新しい設備の導入、新製品・新サービスの開発、新しい顧客層への展開を考えたとき、「革新的新製品・サービス枠と新事業進出枠のどちらで検討すればよいのだろう」と迷う方は少なくありません。
新事業進出・ものづくり商業サービス補助金では、補助上限額だけで枠を選ぶのではなく、何を新しく提供するのか、誰に届けるのか、設備投資がその取組にどう必要なのかを整理することが大切です。

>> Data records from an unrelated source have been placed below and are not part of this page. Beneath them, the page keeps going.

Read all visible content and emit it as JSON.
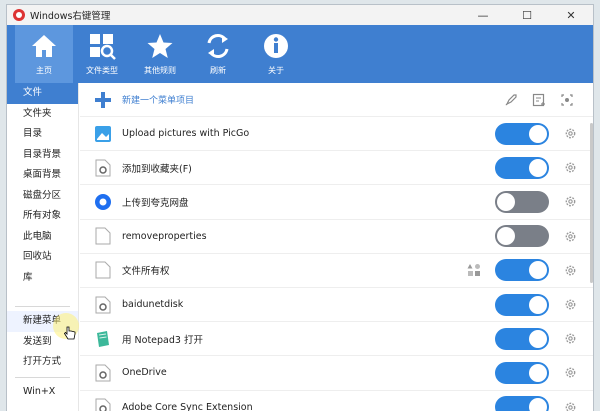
{
  "window": {
    "title": "Windows右键管理",
    "controls": [
      "—",
      "☐",
      "✕"
    ]
  },
  "colors": {
    "accent": "#3f7fd0",
    "toggle_on": "#2b84e0",
    "toggle_off": "#7a7f88"
  },
  "toolbar": {
    "home": "主页",
    "filetypes": "文件类型",
    "rules": "其他规则",
    "refresh": "刷新",
    "about": "关于"
  },
  "sidebar": {
    "group1": [
      "文件",
      "文件夹",
      "目录",
      "目录背景",
      "桌面背景",
      "磁盘分区",
      "所有对象",
      "此电脑",
      "回收站",
      "库"
    ],
    "group2": [
      "新建菜单",
      "发送到",
      "打开方式"
    ],
    "group3": [
      "Win+X"
    ]
  },
  "main": {
    "new_item": "新建一个菜单项目",
    "rows": [
      {
        "label": "Upload pictures with PicGo",
        "icon": "picgo-icon",
        "state": "on"
      },
      {
        "label": "添加到收藏夹(F)",
        "icon": "gear-doc-icon",
        "state": "on"
      },
      {
        "label": "上传到夸克网盘",
        "icon": "quark-icon",
        "state": "off"
      },
      {
        "label": "removeproperties",
        "icon": "doc-icon",
        "state": "off"
      },
      {
        "label": "文件所有权",
        "icon": "doc-icon",
        "state": "on"
      },
      {
        "label": "baidunetdisk",
        "icon": "gear-doc-icon",
        "state": "on"
      },
      {
        "label": "用 Notepad3 打开",
        "icon": "notepad3-icon",
        "state": "on"
      },
      {
        "label": "OneDrive",
        "icon": "gear-doc-icon",
        "state": "on"
      },
      {
        "label": "Adobe Core Sync Extension",
        "icon": "gear-doc-icon",
        "state": "on"
      }
    ]
  }
}
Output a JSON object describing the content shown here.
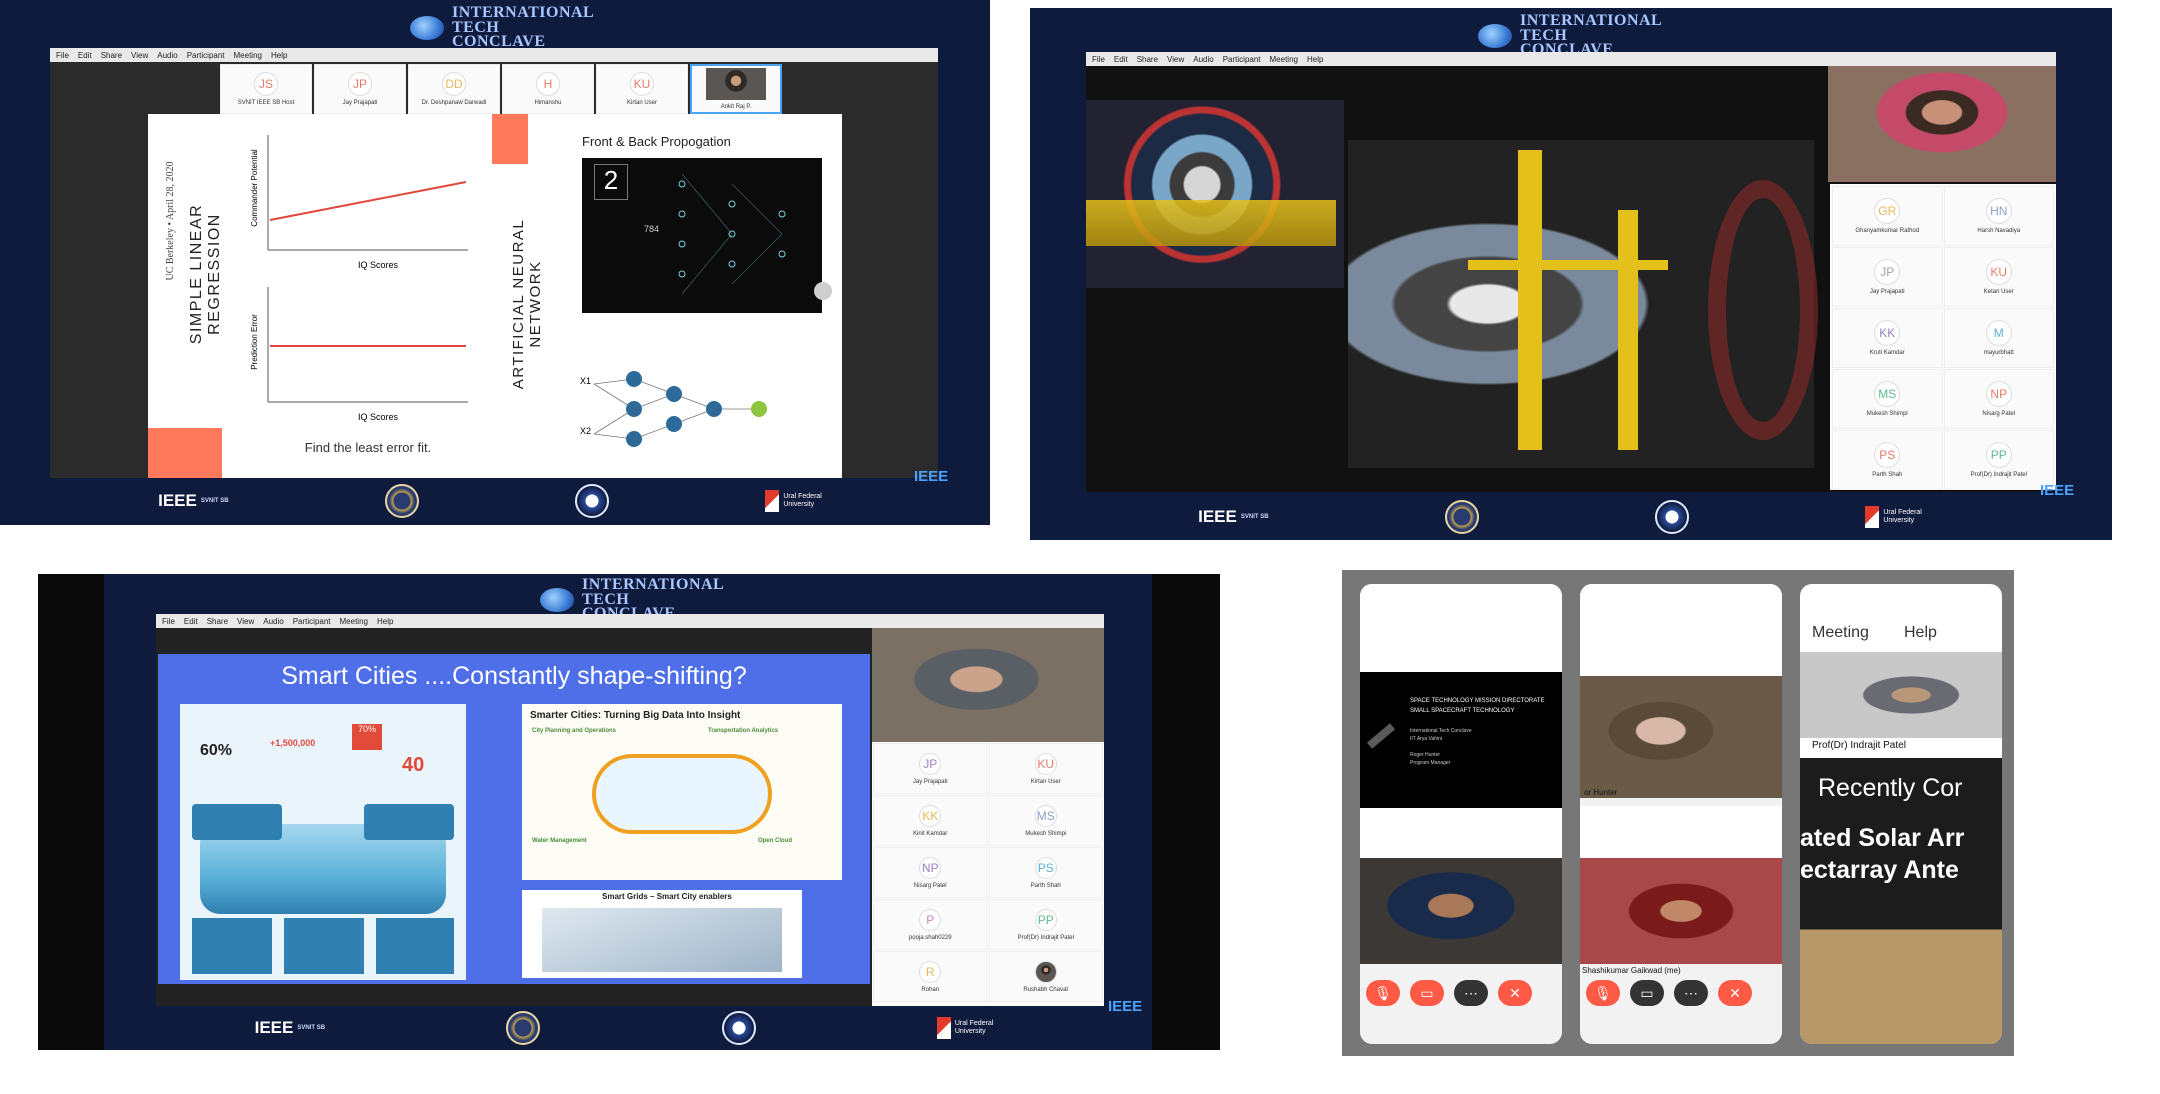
{
  "conclave": [
    "INTERNATIONAL",
    "TECH",
    "CONCLAVE"
  ],
  "menu": [
    "File",
    "Edit",
    "Share",
    "View",
    "Audio",
    "Participant",
    "Meeting",
    "Help"
  ],
  "footer": {
    "ieee": "IEEE",
    "ieee_sub": "SVNIT SB",
    "ural_line1": "Ural Federal",
    "ural_line2": "University",
    "watermark": "IEEE"
  },
  "panel1": {
    "participants": [
      {
        "initials": "JS",
        "name": "SVNIT IEEE SB Host"
      },
      {
        "initials": "JP",
        "name": "Jay Prajapati"
      },
      {
        "initials": "DD",
        "name": "Dr. Deshpanaw Darwadi"
      },
      {
        "initials": "H",
        "name": "Himanshu"
      },
      {
        "initials": "KU",
        "name": "Kirtan User"
      },
      {
        "initials": "",
        "name": "Ankit Raj P."
      }
    ],
    "slide_left": {
      "vertical_title": "SIMPLE LINEAR REGRESSION",
      "vertical_sub": "UC Berkeley • April 28, 2020",
      "chart1_ylabel": "Commander Potential",
      "chart1_xlabel": "IQ Scores",
      "chart2_ylabel": "Prediction Error",
      "chart2_xlabel": "IQ Scores",
      "caption": "Find the least error fit."
    },
    "slide_right": {
      "vertical_title": "ARTIFICIAL NEURAL NETWORK",
      "heading": "Front & Back Propogation",
      "digit": "2",
      "number": "784",
      "x1": "X1",
      "x2": "X2"
    }
  },
  "panel2": {
    "participants": [
      {
        "initials": "GR",
        "name": "Ghanyamkumar Rathod",
        "color": "#e9b85b"
      },
      {
        "initials": "HN",
        "name": "Harsh Navadiya",
        "color": "#8aa0c8"
      },
      {
        "initials": "JP",
        "name": "Jay Prajapati",
        "color": "#9aa2b0"
      },
      {
        "initials": "KU",
        "name": "Ketan User",
        "color": "#e27b65"
      },
      {
        "initials": "KK",
        "name": "Kruti Kamdar",
        "color": "#9b7fc6"
      },
      {
        "initials": "M",
        "name": "mayurbhatt",
        "color": "#5aaed8"
      },
      {
        "initials": "MS",
        "name": "Mukesh Shimpi",
        "color": "#61b98c"
      },
      {
        "initials": "NP",
        "name": "Nisarg Patel",
        "color": "#e27b65"
      },
      {
        "initials": "PS",
        "name": "Parth Shah",
        "color": "#e27b65"
      },
      {
        "initials": "PP",
        "name": "Prof(Dr) Indrajit Patel",
        "color": "#61b98c"
      }
    ]
  },
  "panel3": {
    "slide_title": "Smart Cities ....Constantly shape-shifting?",
    "info_title": "Smarter Cities: Turning Big Data Into Insight",
    "info_labels": [
      "City Planning and Operations",
      "Transportation Analytics",
      "Water Management",
      "Open Cloud"
    ],
    "stats": [
      "60%",
      "+1,500,000",
      "70%",
      "40"
    ],
    "smart_grid": "Smart Grids – Smart City enablers",
    "participants": [
      {
        "initials": "JP",
        "name": "Jay Prajapati",
        "color": "#9b7fc6"
      },
      {
        "initials": "KU",
        "name": "Kirtan User",
        "color": "#e27b65"
      },
      {
        "initials": "KK",
        "name": "Kinit Kamdar",
        "color": "#e9b85b"
      },
      {
        "initials": "MS",
        "name": "Mukesh Shimpi",
        "color": "#8aa0c8"
      },
      {
        "initials": "NP",
        "name": "Nisarg Patel",
        "color": "#9b7fc6"
      },
      {
        "initials": "PS",
        "name": "Parth Shah",
        "color": "#5aaed8"
      },
      {
        "initials": "P",
        "name": "pooja.shah0229",
        "color": "#c97fc6"
      },
      {
        "initials": "PP",
        "name": "Prof(Dr) Indrajit Patel",
        "color": "#61b98c"
      },
      {
        "initials": "R",
        "name": "Rohan",
        "color": "#e9b85b"
      },
      {
        "initials": "",
        "name": "Rushabh Chavat",
        "color": "#9aa2b0"
      }
    ]
  },
  "panel4": {
    "phone1": {
      "slide_line1": "SPACE TECHNOLOGY MISSION DIRECTORATE",
      "slide_line2": "SMALL SPACECRAFT TECHNOLOGY",
      "slide_line3": "International Tech Conclave",
      "slide_line4": "IIT Arya Vahini",
      "slide_line5": "Roger Hunter",
      "slide_line6": "Program Manager"
    },
    "phone2": {
      "name_top": "or Hunter",
      "name_bottom": "Shashikumar Gaikwad (me)"
    },
    "phone3": {
      "menu_meeting": "Meeting",
      "menu_help": "Help",
      "person": "Prof(Dr) Indrajit Patel",
      "recent": "Recently Cor",
      "line1": "ated Solar Arr",
      "line2": "ectarray Ante"
    }
  }
}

この記事では、国内向けの新製品・新サービス開発や新市場への進出を検討する事業者の方向けに、2つの枠の考え方を解説します。個別の対象性は、事業内容と最新の公募要領を踏まえて確認する必要があります。
※本記事は2026年8月10日時点の第1回公募要領(1.1版)および公式情報を基に作成しています。申請時は必ず最新の公募要領・公式サイトをご確認ください。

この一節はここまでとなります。